On September 3, 2015, in a Press Release, Novartis announced, “Zarxio(TM) (filgrastim-sndz) is now available in the United States. Zarxio is the first biosimilar approved by the US Food and Drug Administration (FDA) and the first to launch in the US.” Zarxio is being marketed by the generic drug unit of Novartis – Sandoz.
The company highlighted: “With the launch of Zarxio, we look forward to increasing patient, prescriber and payor access to filgrastim in the US by offering a high-quality, more affordable version of this important oncology medicine.” This statement may be interpreted as an acknowledged of a research based global pharma major that high-priced biologics create a notable access barrier to a large number of patients, even in a rich country such as the United States. It also underscores the increasing prescription opportunities for cheaper biosimilar drugs.
Zarxio will initially be available with a 15 percent discount. This needs to be viewed against usual price drop of around 20-30 percent for biosimilar drugs in Europe, as compared to the original molecules. It is expected that price differences between biosimilar drugs and the original ones, would vary widely from as low as 10 percent to a hefty 60 percent, in the global markets.
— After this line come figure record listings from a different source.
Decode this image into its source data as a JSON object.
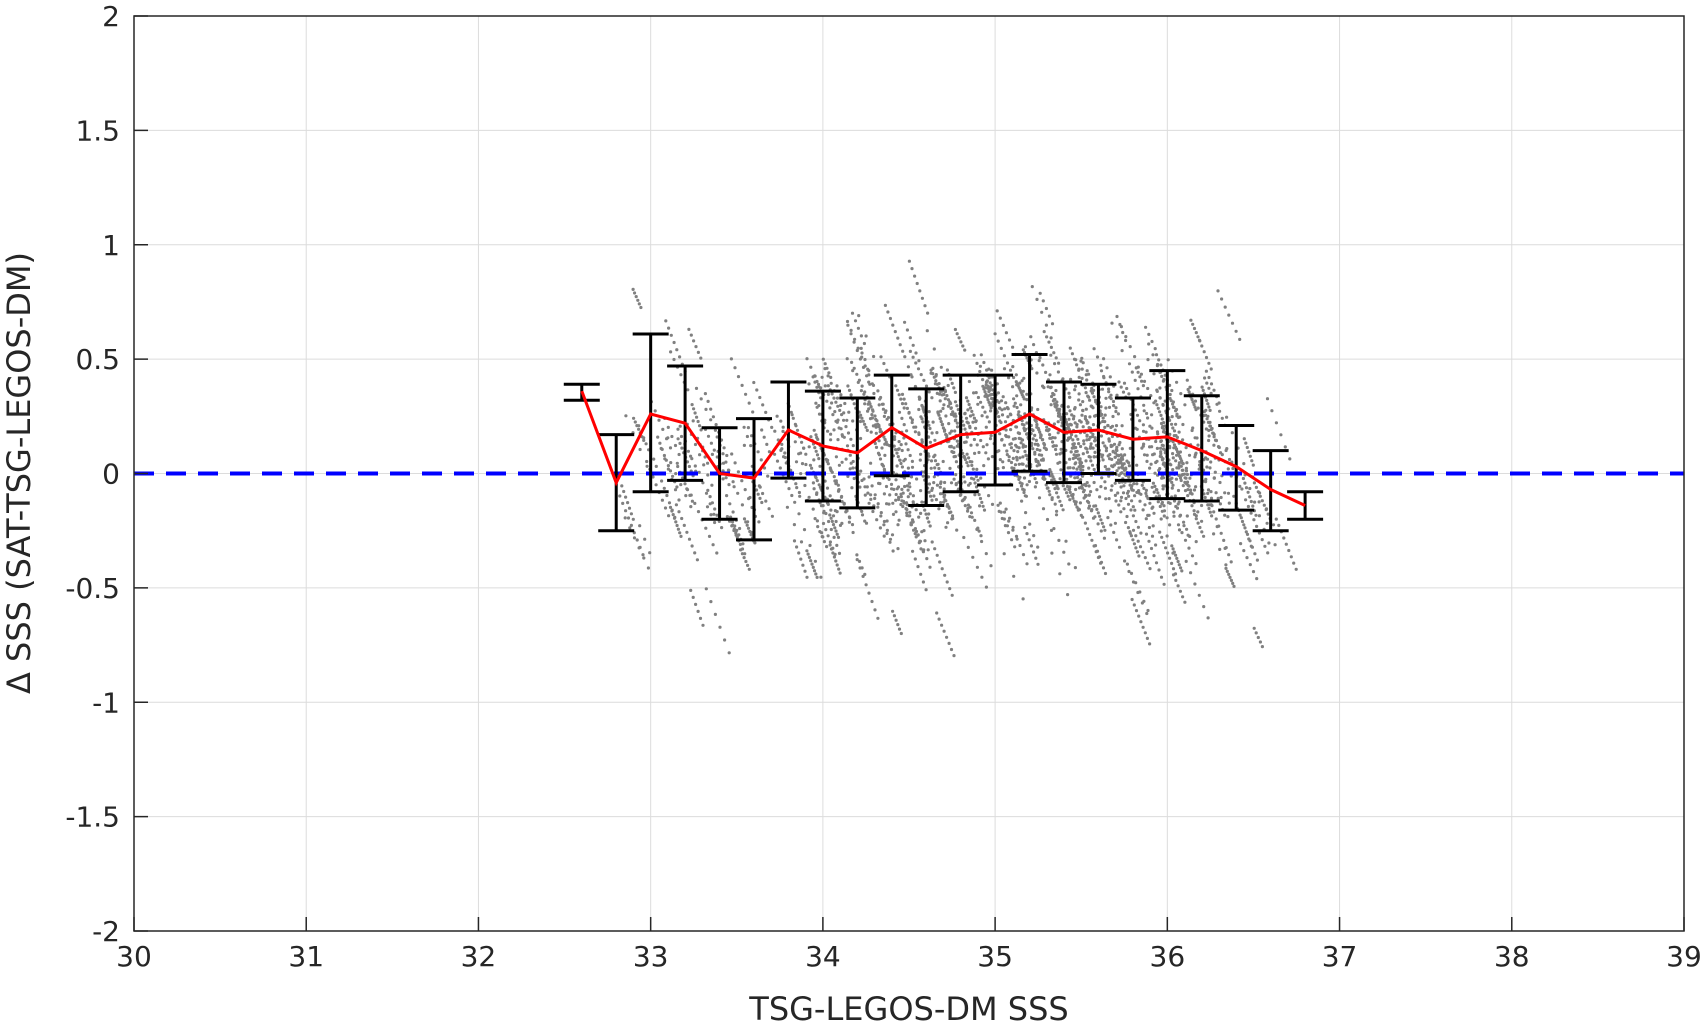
{
  "chart_data": {
    "type": "scatter",
    "xlabel": "TSG-LEGOS-DM SSS",
    "ylabel": "Δ SSS (SAT-TSG-LEGOS-DM)",
    "xlim": [
      30,
      39
    ],
    "ylim": [
      -2,
      2
    ],
    "xticks": [
      30,
      31,
      32,
      33,
      34,
      35,
      36,
      37,
      38,
      39
    ],
    "yticks": [
      -2,
      -1.5,
      -1,
      -0.5,
      0,
      0.5,
      1,
      1.5,
      2
    ],
    "grid": true,
    "legend": "none",
    "colors": {
      "scatter": "#808080",
      "mean_line": "#ff0000",
      "zero_line": "#0000ff",
      "errorbar": "#000000",
      "grid": "#dcdcdc",
      "axes": "#262626"
    },
    "scatter_cloud": {
      "description_of_extent": "dense diagonal streaks",
      "x_range": [
        32.8,
        36.7
      ],
      "y_range": [
        -0.95,
        1.12
      ]
    },
    "reference_line": {
      "y": 0,
      "style": "dashed"
    },
    "bins": [
      {
        "x": 32.6,
        "mean": 0.36,
        "low": 0.32,
        "high": 0.39
      },
      {
        "x": 32.8,
        "mean": -0.04,
        "low": -0.25,
        "high": 0.17
      },
      {
        "x": 33.0,
        "mean": 0.26,
        "low": -0.08,
        "high": 0.61
      },
      {
        "x": 33.2,
        "mean": 0.22,
        "low": -0.03,
        "high": 0.47
      },
      {
        "x": 33.4,
        "mean": 0.0,
        "low": -0.2,
        "high": 0.2
      },
      {
        "x": 33.6,
        "mean": -0.02,
        "low": -0.29,
        "high": 0.24
      },
      {
        "x": 33.8,
        "mean": 0.19,
        "low": -0.02,
        "high": 0.4
      },
      {
        "x": 34.0,
        "mean": 0.12,
        "low": -0.12,
        "high": 0.36
      },
      {
        "x": 34.2,
        "mean": 0.09,
        "low": -0.15,
        "high": 0.33
      },
      {
        "x": 34.4,
        "mean": 0.2,
        "low": -0.01,
        "high": 0.43
      },
      {
        "x": 34.6,
        "mean": 0.11,
        "low": -0.14,
        "high": 0.37
      },
      {
        "x": 34.8,
        "mean": 0.17,
        "low": -0.08,
        "high": 0.43
      },
      {
        "x": 35.0,
        "mean": 0.18,
        "low": -0.05,
        "high": 0.43
      },
      {
        "x": 35.2,
        "mean": 0.26,
        "low": 0.01,
        "high": 0.52
      },
      {
        "x": 35.4,
        "mean": 0.18,
        "low": -0.04,
        "high": 0.4
      },
      {
        "x": 35.6,
        "mean": 0.19,
        "low": 0.0,
        "high": 0.39
      },
      {
        "x": 35.8,
        "mean": 0.15,
        "low": -0.03,
        "high": 0.33
      },
      {
        "x": 36.0,
        "mean": 0.16,
        "low": -0.11,
        "high": 0.45
      },
      {
        "x": 36.2,
        "mean": 0.1,
        "low": -0.12,
        "high": 0.34
      },
      {
        "x": 36.4,
        "mean": 0.03,
        "low": -0.16,
        "high": 0.21
      },
      {
        "x": 36.6,
        "mean": -0.07,
        "low": -0.25,
        "high": 0.1
      },
      {
        "x": 36.8,
        "mean": -0.14,
        "low": -0.2,
        "high": -0.08
      }
    ]
  }
}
Prior to Novartis’s Press Release, USFDA announced Zarxio’s approval in a separate ‘FDA News Release on March 6, 2015, indicating that it can be prescribed by a health care professional for:
- patients with cancer receiving myelosuppressive chemotherapy
- patients with acute myeloid leukemia receiving induction or consolidation chemotherapy
- patients with cancer undergoing bone marrow transplantation
- patients undergoing autologous peripheral blood progenitor cell collection and therapy a
- patients with severe chronic neutropenia.
Though such types of drugs are available in the important markets such as, Europe, Australia and India, the launch of Zarxio heralds the dawn of a new era of biosimilar drugs in the United States – the numero uno of the global pharma market.
Incidentally, USFDA’s approval of biosimilar drugs is an outcome of a relatively recent healthcare reform in the United States, when President Obama signed into law the ‘Affordable Care Act’ on March 23, 2010.
The key benefit:
In its above ‘Press Release’, Novartis captured well the key benefits of biosimilar drugs , as follows:
“While biologics have had a significant impact on how diseases are treated, their cost and co-pays are difficult for many patients and the healthcare budget in general. Biosimilars can help to fill an unmet need by providing expanded options, greater affordability and increased patient access to life-saving therapies.”
Major growth drivers:
According to July 2015 report of ‘MarketsandMarkets (M&M)’ the global biosimilars market is expected to grow to US$6.22 Billion by 2020 from US$2.29 Billion in 2015, growing at a CAGR of 22.1 percent from 2015 to 2020.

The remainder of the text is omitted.